Can We Really Return to “Made In America”?

While 50,000 jobs since 2010 may seem like a trickle, BCG sees it as the beginning of a flood: the consultant expects “reshoring” (also known as “insourcing” and “onshoring”) to drive 5 million more jobs to the U.S. by the end of this decade. That’s due to BCG’s prediction that by 2015, the cost of manufacturing certain goods for the American market will be as cheap here as in China.

The primary reason for this retrograde phenomenon is cost: Chinese labor costs have risen as American wages have fallen or remained static, while oil prices have risen and natgas prices have fallen. Between rising labor and shipping costs and falling American energy costs, manufacturing on American soil is becoming a more attractive option—and it will only become more so as more companies bring production to the U.S., ultimately creating a healthy “ecosystem” for manufacture of complete products here at home.

As the largest natgas-consuming industry in the U.S., the chemical industry is already benefiting from the boom in U.S. natgas production. Natgas liquids are such important feedstocks in chemical production that domestic chemical production is expected to increase annually by 7.8 percent through 2020 as a result of the increased supply. This will translate to upwards of $80 billion in chemical industry investment over the next 10 years, resulting from increased production of shale gas.The chemical industry isn’t the sole beneficiary, of course. The accountancy firm PricewaterhouseCoopers expects the lower U.S. energy prices to drive 1 million more manufacturing jobs in the U.S. as companies build new factories here.

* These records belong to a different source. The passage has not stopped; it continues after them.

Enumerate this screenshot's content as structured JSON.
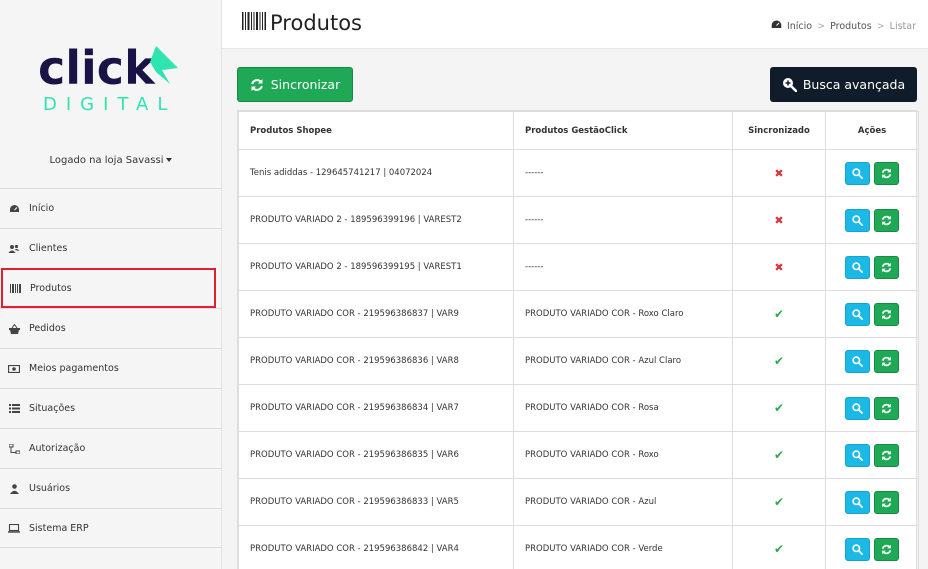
{
  "brand": {
    "top": "click",
    "bottom": "DIGITAL",
    "color_dark": "#1a1446",
    "color_accent": "#2ee5b0"
  },
  "sidebar": {
    "login_text": "Logado na loja Savassi",
    "items": [
      {
        "label": "Início",
        "icon": "dashboard-icon"
      },
      {
        "label": "Clientes",
        "icon": "users-icon"
      },
      {
        "label": "Produtos",
        "icon": "barcode-icon",
        "active": true
      },
      {
        "label": "Pedidos",
        "icon": "basket-icon"
      },
      {
        "label": "Meios pagamentos",
        "icon": "money-icon"
      },
      {
        "label": "Situações",
        "icon": "list-icon"
      },
      {
        "label": "Autorização",
        "icon": "sitemap-icon"
      },
      {
        "label": "Usuários",
        "icon": "user-icon"
      },
      {
        "label": "Sistema ERP",
        "icon": "laptop-icon"
      }
    ]
  },
  "header": {
    "title": "Produtos",
    "breadcrumb": [
      "Início",
      "Produtos",
      "Listar"
    ]
  },
  "toolbar": {
    "sync_label": "Sincronizar",
    "search_label": "Busca avançada"
  },
  "table": {
    "columns": [
      "Produtos Shopee",
      "Produtos GestãoClick",
      "Sincronizado",
      "Ações"
    ],
    "rows": [
      {
        "shopee": "Tenis adiddas - 129645741217 | 04072024",
        "gestao": "------",
        "synced": false
      },
      {
        "shopee": "PRODUTO VARIADO 2 - 189596399196 | VAREST2",
        "gestao": "------",
        "synced": false
      },
      {
        "shopee": "PRODUTO VARIADO 2 - 189596399195 | VAREST1",
        "gestao": "------",
        "synced": false
      },
      {
        "shopee": "PRODUTO VARIADO COR - 219596386837 | VAR9",
        "gestao": "PRODUTO VARIADO COR - Roxo Claro",
        "synced": true
      },
      {
        "shopee": "PRODUTO VARIADO COR - 219596386836 | VAR8",
        "gestao": "PRODUTO VARIADO COR - Azul Claro",
        "synced": true
      },
      {
        "shopee": "PRODUTO VARIADO COR - 219596386834 | VAR7",
        "gestao": "PRODUTO VARIADO COR - Rosa",
        "synced": true
      },
      {
        "shopee": "PRODUTO VARIADO COR - 219596386835 | VAR6",
        "gestao": "PRODUTO VARIADO COR - Roxo",
        "synced": true
      },
      {
        "shopee": "PRODUTO VARIADO COR - 219596386833 | VAR5",
        "gestao": "PRODUTO VARIADO COR - Azul",
        "synced": true
      },
      {
        "shopee": "PRODUTO VARIADO COR - 219596386842 | VAR4",
        "gestao": "PRODUTO VARIADO COR - Verde",
        "synced": true
      }
    ]
  }
}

Will Fracking Finally Be Recognized or Remain Villainized?

This is great news for the U.S., but whether the net positive effect of fracking will be recognized remains to be seen. Groups opposed to any form of oil and gas production on U.S. soil have proven adept at ignoring any fact that might weigh favorably on expansion of oil and gas production. As the clock on the public comment period on the U.S. Interior Department’s Bureau of Land Management’s new rules winds down, we can only wait to find out.

Production on federal lands, accounting for only 13 percent of natural gas output and 5 percent of oil output, has already fallen during the Obama administration, due to the expense and difficulty of meeting the extensive permitting requirements.

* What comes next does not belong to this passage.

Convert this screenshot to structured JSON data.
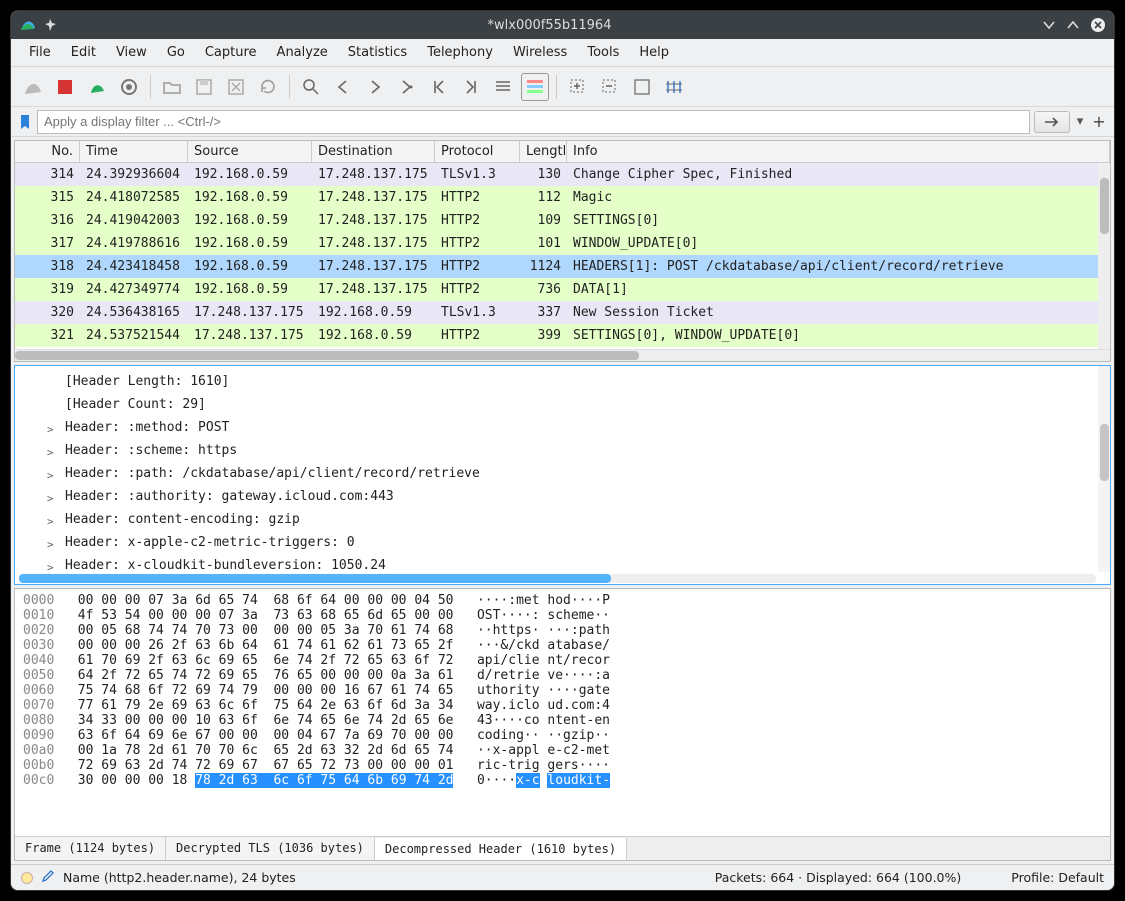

Yet U.S. crude oil production is at its highest in eight years and natural gas production has surpassed its 1973 peak. Foreign imports have fallen from 57 percent to 45 percent. At the same time, greenhouse gas emissions have fallen, according to the EPA.

MIT recently released a study showing that fracking produces a scant fraction more methane into the air than conventional gas drilling. In the meantime, CO2 emissions from coal fell 18 percent in 1Q 2012. That was the lowest-first quarter CO2 emissions from coal since 1983 and the lowest for any quarter since April to June 1986. The DOE said: “The decline in coal-related emissions is due mainly to utilities using less coal for electricity generation as they burned more low-priced natural gas.”

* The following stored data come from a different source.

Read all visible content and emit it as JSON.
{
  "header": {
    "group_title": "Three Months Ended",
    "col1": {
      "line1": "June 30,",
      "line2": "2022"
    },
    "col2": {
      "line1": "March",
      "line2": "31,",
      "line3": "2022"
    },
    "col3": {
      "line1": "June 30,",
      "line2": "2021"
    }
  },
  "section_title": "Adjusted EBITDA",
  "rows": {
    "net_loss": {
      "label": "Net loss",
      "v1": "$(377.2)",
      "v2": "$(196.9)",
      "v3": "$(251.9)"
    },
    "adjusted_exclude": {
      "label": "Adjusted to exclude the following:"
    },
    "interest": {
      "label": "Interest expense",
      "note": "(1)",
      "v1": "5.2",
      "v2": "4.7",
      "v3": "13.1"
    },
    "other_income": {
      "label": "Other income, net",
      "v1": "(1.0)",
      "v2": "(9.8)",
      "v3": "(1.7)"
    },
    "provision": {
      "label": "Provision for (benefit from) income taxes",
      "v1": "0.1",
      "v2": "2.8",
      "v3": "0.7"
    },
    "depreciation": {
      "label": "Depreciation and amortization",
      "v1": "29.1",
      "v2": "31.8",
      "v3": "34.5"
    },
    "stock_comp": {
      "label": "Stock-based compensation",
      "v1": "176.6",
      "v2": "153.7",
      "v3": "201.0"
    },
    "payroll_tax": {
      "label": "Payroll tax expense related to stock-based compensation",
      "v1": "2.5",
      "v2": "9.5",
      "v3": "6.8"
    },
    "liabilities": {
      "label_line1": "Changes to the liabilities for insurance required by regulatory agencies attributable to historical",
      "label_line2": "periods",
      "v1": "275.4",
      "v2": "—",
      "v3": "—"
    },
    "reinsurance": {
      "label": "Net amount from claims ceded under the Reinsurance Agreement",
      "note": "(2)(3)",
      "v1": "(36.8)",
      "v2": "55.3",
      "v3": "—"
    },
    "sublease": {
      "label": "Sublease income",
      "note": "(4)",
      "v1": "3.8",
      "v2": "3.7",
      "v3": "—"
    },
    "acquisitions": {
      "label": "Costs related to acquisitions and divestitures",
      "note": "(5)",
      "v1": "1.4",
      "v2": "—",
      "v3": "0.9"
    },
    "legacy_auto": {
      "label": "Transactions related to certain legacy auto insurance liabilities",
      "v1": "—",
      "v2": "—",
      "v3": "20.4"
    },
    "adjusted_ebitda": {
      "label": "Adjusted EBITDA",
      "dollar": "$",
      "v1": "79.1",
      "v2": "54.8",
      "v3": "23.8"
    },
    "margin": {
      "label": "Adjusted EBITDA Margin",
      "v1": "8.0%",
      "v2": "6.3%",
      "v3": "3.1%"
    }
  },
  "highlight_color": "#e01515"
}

That low-priced gas resulted from a surge in production made possible only through the growing use of shale gas made possible by fracking.

In other words, fracking to produce more natural gas not only ultimately reduces greenhouse gas emissions, it’s a key driver in bringing desperately needed manufacturing jobs back to the U.S.

Nonetheless, President Obama’s climate speech at the end of June did little to bolster confidence in his willingness to support the efforts of oil and gas producers to create energy security for and help bring jobs and increased revenue to this nation, bringing U.S. trade into balance with the rest of the world.